次第に、異なる考えを持ったユニークなメンバーが次々と去り、大きな環境の変化に耐えきれず、新しい時代の流れに取り残されることになります。
だからこそ、リーダーは異論が届く経路を常に用意しておくことが必要です。
問題が起きてからでは、手遅れで、リスクマネジメントとして、組織の健全性や持続可能性を高めるためにも、リーダーには常に器を磨き続ける姿勢が必要です。
大がかりな制度でなくてもかまいません。
利害関係のない相手からの率直なフィードバック。
会社を辞めていこうとしている人からの正直な言葉。
まったく違う前提に立つ社外の人との本音の対話。
冒頭の経営者に本当に必要なのは、「社員の幸福を大切にしている」「税金を納めて誰よりも社会に貢献している」と言い切ることではなく、「私の言葉を、社員は反論できずにただ受け止めているだけではないか」「私のせいで異論が封じ込められてはいないか」と内省してみることかもしれません。

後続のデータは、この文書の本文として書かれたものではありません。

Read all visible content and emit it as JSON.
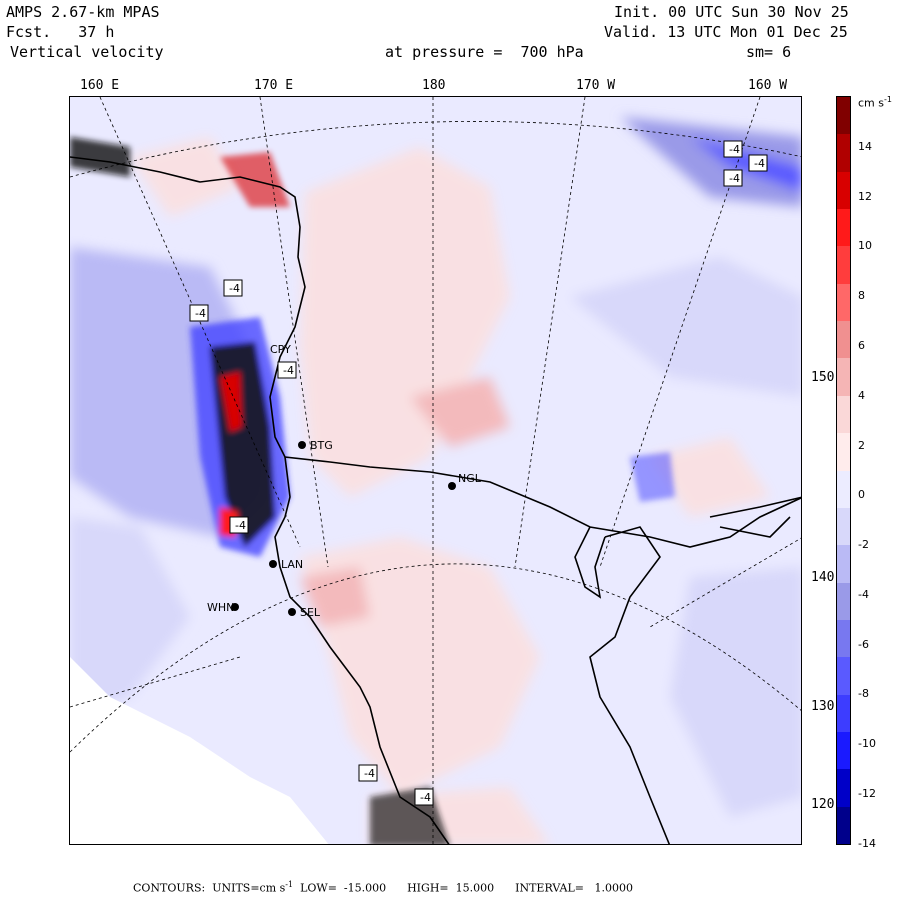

どれほど圧倒的な成果を上げていても、成果の量は器の大きさの証明にはなりません。
器の大きさを本当に証明するのは、成果を出してもなお、自分にとっての異分子を招き入れられるかどうかです。
だから、もしあなたが組織のリーダーなら、異論がないのは、本当の合意なのか、それとも言えないからなのか、を謙虚に問い直す必要があります。

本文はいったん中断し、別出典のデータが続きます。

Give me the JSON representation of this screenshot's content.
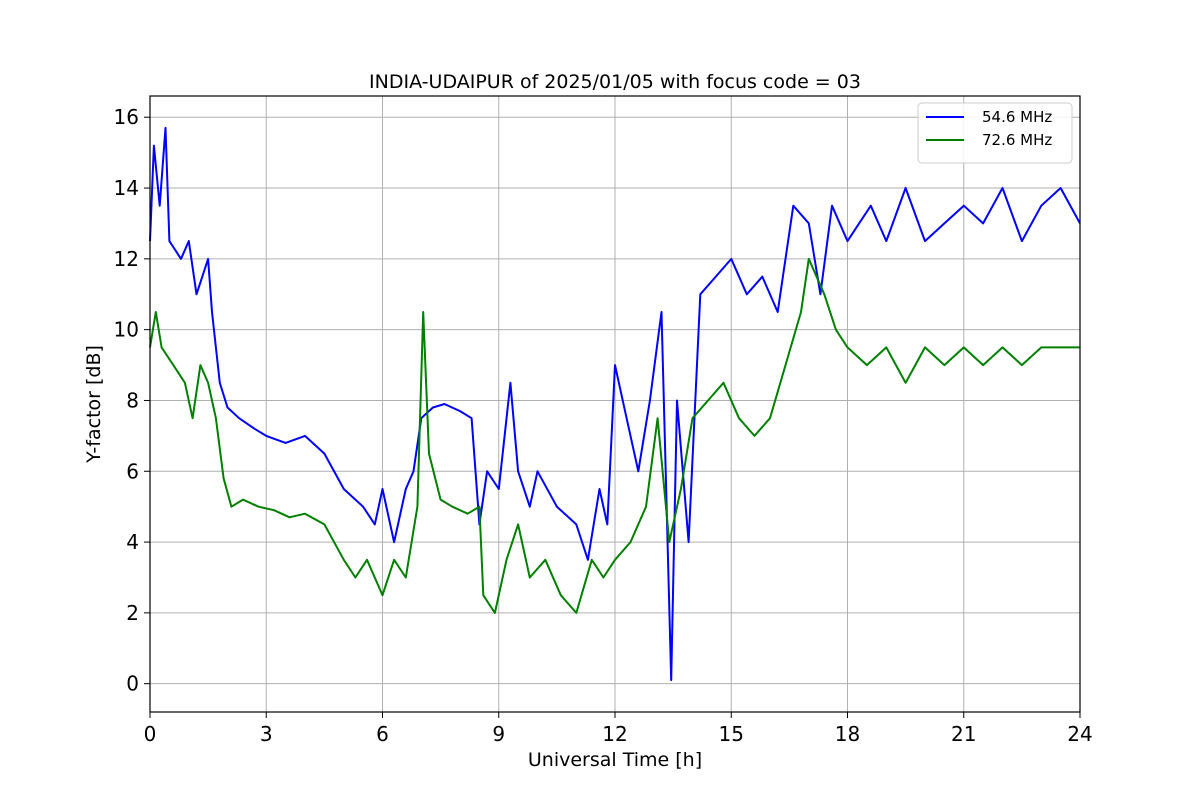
{
  "chart_data": {
    "type": "line",
    "title": "INDIA-UDAIPUR of 2025/01/05 with focus code = 03",
    "xlabel": "Universal Time [h]",
    "ylabel": "Y-factor [dB]",
    "xlim": [
      0,
      24
    ],
    "ylim": [
      -0.8,
      16.6
    ],
    "xticks": [
      0,
      3,
      6,
      9,
      12,
      15,
      18,
      21,
      24
    ],
    "yticks": [
      0,
      2,
      4,
      6,
      8,
      10,
      12,
      14,
      16
    ],
    "grid": true,
    "legend_position": "top-right",
    "series": [
      {
        "name": "54.6 MHz",
        "color": "#0000ff",
        "points": [
          [
            0.0,
            12.5
          ],
          [
            0.1,
            15.2
          ],
          [
            0.25,
            13.5
          ],
          [
            0.4,
            15.7
          ],
          [
            0.5,
            12.5
          ],
          [
            0.8,
            12.0
          ],
          [
            1.0,
            12.5
          ],
          [
            1.2,
            11.0
          ],
          [
            1.5,
            12.0
          ],
          [
            1.6,
            10.5
          ],
          [
            1.8,
            8.5
          ],
          [
            2.0,
            7.8
          ],
          [
            2.3,
            7.5
          ],
          [
            2.7,
            7.2
          ],
          [
            3.0,
            7.0
          ],
          [
            3.5,
            6.8
          ],
          [
            4.0,
            7.0
          ],
          [
            4.5,
            6.5
          ],
          [
            5.0,
            5.5
          ],
          [
            5.5,
            5.0
          ],
          [
            5.8,
            4.5
          ],
          [
            6.0,
            5.5
          ],
          [
            6.3,
            4.0
          ],
          [
            6.6,
            5.5
          ],
          [
            6.8,
            6.0
          ],
          [
            7.0,
            7.5
          ],
          [
            7.3,
            7.8
          ],
          [
            7.6,
            7.9
          ],
          [
            8.0,
            7.7
          ],
          [
            8.3,
            7.5
          ],
          [
            8.5,
            4.5
          ],
          [
            8.7,
            6.0
          ],
          [
            9.0,
            5.5
          ],
          [
            9.3,
            8.5
          ],
          [
            9.5,
            6.0
          ],
          [
            9.8,
            5.0
          ],
          [
            10.0,
            6.0
          ],
          [
            10.5,
            5.0
          ],
          [
            11.0,
            4.5
          ],
          [
            11.3,
            3.5
          ],
          [
            11.6,
            5.5
          ],
          [
            11.8,
            4.5
          ],
          [
            12.0,
            9.0
          ],
          [
            12.3,
            7.5
          ],
          [
            12.6,
            6.0
          ],
          [
            12.9,
            8.0
          ],
          [
            13.2,
            10.5
          ],
          [
            13.45,
            0.1
          ],
          [
            13.6,
            8.0
          ],
          [
            13.9,
            4.0
          ],
          [
            14.2,
            11.0
          ],
          [
            14.6,
            11.5
          ],
          [
            15.0,
            12.0
          ],
          [
            15.4,
            11.0
          ],
          [
            15.8,
            11.5
          ],
          [
            16.2,
            10.5
          ],
          [
            16.6,
            13.5
          ],
          [
            17.0,
            13.0
          ],
          [
            17.3,
            11.0
          ],
          [
            17.6,
            13.5
          ],
          [
            18.0,
            12.5
          ],
          [
            18.3,
            13.0
          ],
          [
            18.6,
            13.5
          ],
          [
            19.0,
            12.5
          ],
          [
            19.5,
            14.0
          ],
          [
            20.0,
            12.5
          ],
          [
            20.5,
            13.0
          ],
          [
            21.0,
            13.5
          ],
          [
            21.5,
            13.0
          ],
          [
            22.0,
            14.0
          ],
          [
            22.5,
            12.5
          ],
          [
            23.0,
            13.5
          ],
          [
            23.5,
            14.0
          ],
          [
            24.0,
            13.0
          ]
        ]
      },
      {
        "name": "72.6 MHz",
        "color": "#008000",
        "points": [
          [
            0.0,
            9.5
          ],
          [
            0.15,
            10.5
          ],
          [
            0.3,
            9.5
          ],
          [
            0.6,
            9.0
          ],
          [
            0.9,
            8.5
          ],
          [
            1.1,
            7.5
          ],
          [
            1.3,
            9.0
          ],
          [
            1.5,
            8.5
          ],
          [
            1.7,
            7.5
          ],
          [
            1.9,
            5.8
          ],
          [
            2.1,
            5.0
          ],
          [
            2.4,
            5.2
          ],
          [
            2.8,
            5.0
          ],
          [
            3.2,
            4.9
          ],
          [
            3.6,
            4.7
          ],
          [
            4.0,
            4.8
          ],
          [
            4.5,
            4.5
          ],
          [
            5.0,
            3.5
          ],
          [
            5.3,
            3.0
          ],
          [
            5.6,
            3.5
          ],
          [
            6.0,
            2.5
          ],
          [
            6.3,
            3.5
          ],
          [
            6.6,
            3.0
          ],
          [
            6.9,
            5.0
          ],
          [
            7.05,
            10.5
          ],
          [
            7.2,
            6.5
          ],
          [
            7.5,
            5.2
          ],
          [
            7.8,
            5.0
          ],
          [
            8.2,
            4.8
          ],
          [
            8.5,
            5.0
          ],
          [
            8.6,
            2.5
          ],
          [
            8.9,
            2.0
          ],
          [
            9.2,
            3.5
          ],
          [
            9.5,
            4.5
          ],
          [
            9.8,
            3.0
          ],
          [
            10.2,
            3.5
          ],
          [
            10.6,
            2.5
          ],
          [
            11.0,
            2.0
          ],
          [
            11.4,
            3.5
          ],
          [
            11.7,
            3.0
          ],
          [
            12.0,
            3.5
          ],
          [
            12.4,
            4.0
          ],
          [
            12.8,
            5.0
          ],
          [
            13.1,
            7.5
          ],
          [
            13.4,
            4.0
          ],
          [
            13.7,
            5.5
          ],
          [
            14.0,
            7.5
          ],
          [
            14.4,
            8.0
          ],
          [
            14.8,
            8.5
          ],
          [
            15.2,
            7.5
          ],
          [
            15.6,
            7.0
          ],
          [
            16.0,
            7.5
          ],
          [
            16.4,
            9.0
          ],
          [
            16.8,
            10.5
          ],
          [
            17.0,
            12.0
          ],
          [
            17.4,
            11.0
          ],
          [
            17.7,
            10.0
          ],
          [
            18.0,
            9.5
          ],
          [
            18.5,
            9.0
          ],
          [
            19.0,
            9.5
          ],
          [
            19.5,
            8.5
          ],
          [
            20.0,
            9.5
          ],
          [
            20.5,
            9.0
          ],
          [
            21.0,
            9.5
          ],
          [
            21.5,
            9.0
          ],
          [
            22.0,
            9.5
          ],
          [
            22.5,
            9.0
          ],
          [
            23.0,
            9.5
          ],
          [
            23.5,
            9.5
          ],
          [
            24.0,
            9.5
          ]
        ]
      }
    ]
  }
}
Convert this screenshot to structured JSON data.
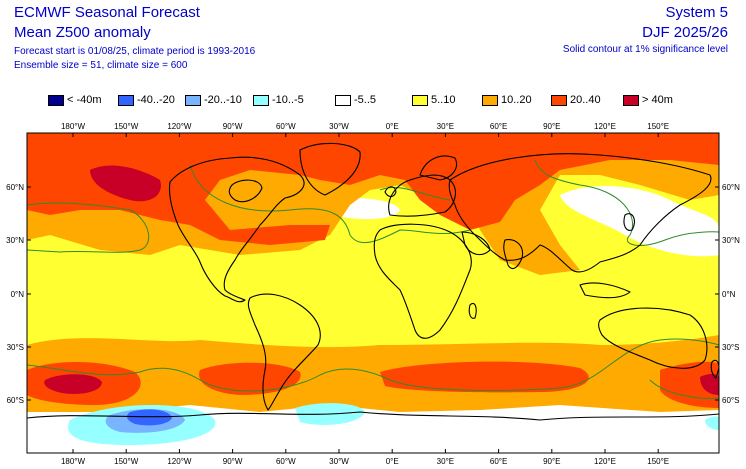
{
  "header": {
    "title": "ECMWF Seasonal Forecast",
    "subtitle": "Mean Z500 anomaly",
    "line3": "Forecast start is 01/08/25, climate period is 1993-2016",
    "line4": "Ensemble size = 51, climate size = 600",
    "system": "System 5",
    "period": "DJF 2025/26",
    "note": "Solid contour at 1% significance level"
  },
  "legend": [
    {
      "label": "< -40m",
      "color": "#00008c"
    },
    {
      "label": "-40..-20",
      "color": "#3264ff"
    },
    {
      "label": "-20..-10",
      "color": "#78b4ff"
    },
    {
      "label": "-10..-5",
      "color": "#96ffff"
    },
    {
      "label": "-5..5",
      "color": "#ffffff"
    },
    {
      "label": "5..10",
      "color": "#ffff32"
    },
    {
      "label": "10..20",
      "color": "#ffaa00"
    },
    {
      "label": "20..40",
      "color": "#ff4600"
    },
    {
      "label": "> 40m",
      "color": "#c80028"
    }
  ],
  "axes": {
    "lon_labels": [
      "180°W",
      "150°W",
      "120°W",
      "90°W",
      "60°W",
      "30°W",
      "0°E",
      "30°E",
      "60°E",
      "90°E",
      "120°E",
      "150°E"
    ],
    "lat_labels": [
      "60°N",
      "30°N",
      "0°N",
      "30°S",
      "60°S"
    ]
  },
  "colors": {
    "white": "#ffffff",
    "yellow": "#ffff32",
    "orange": "#ffaa00",
    "red": "#ff4600",
    "darkred": "#c80028",
    "cyan": "#96ffff",
    "lightblue": "#78b4ff",
    "blue": "#3264ff",
    "significance": "#2e8b2e"
  }
}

もしあなたが組織のメンバーなら、リーダーに対して率直に異論を言うことができるかどうか、またリーダーに操作的意図が感じられないか、このリーダーの下でほかならぬ自分らしい幸福を追求できているか、を真剣に問い直す必要があります。
こうした問いを忘れずに抱えながら、目先の成果の裏で、いつの間にか失われている大切なものについて、今一度、立ち止まって考えてみる必要があるのではないでしょうか。
●参考文献
Christie, A., Barling, J., & Turner, N. (2011). Pseudo-transformational leadership: Model specification and outcomes. Journal of Applied Social Psychology, 41(12), 2943–2984.
Lin, C.-S., Huang, P.-C., Chen, S.-J., & Huang, L.-C. (2017). Pseudo-transformational leadership is in the eyes of the subordinates. Journal of Business Ethics, 141(1), 179–190.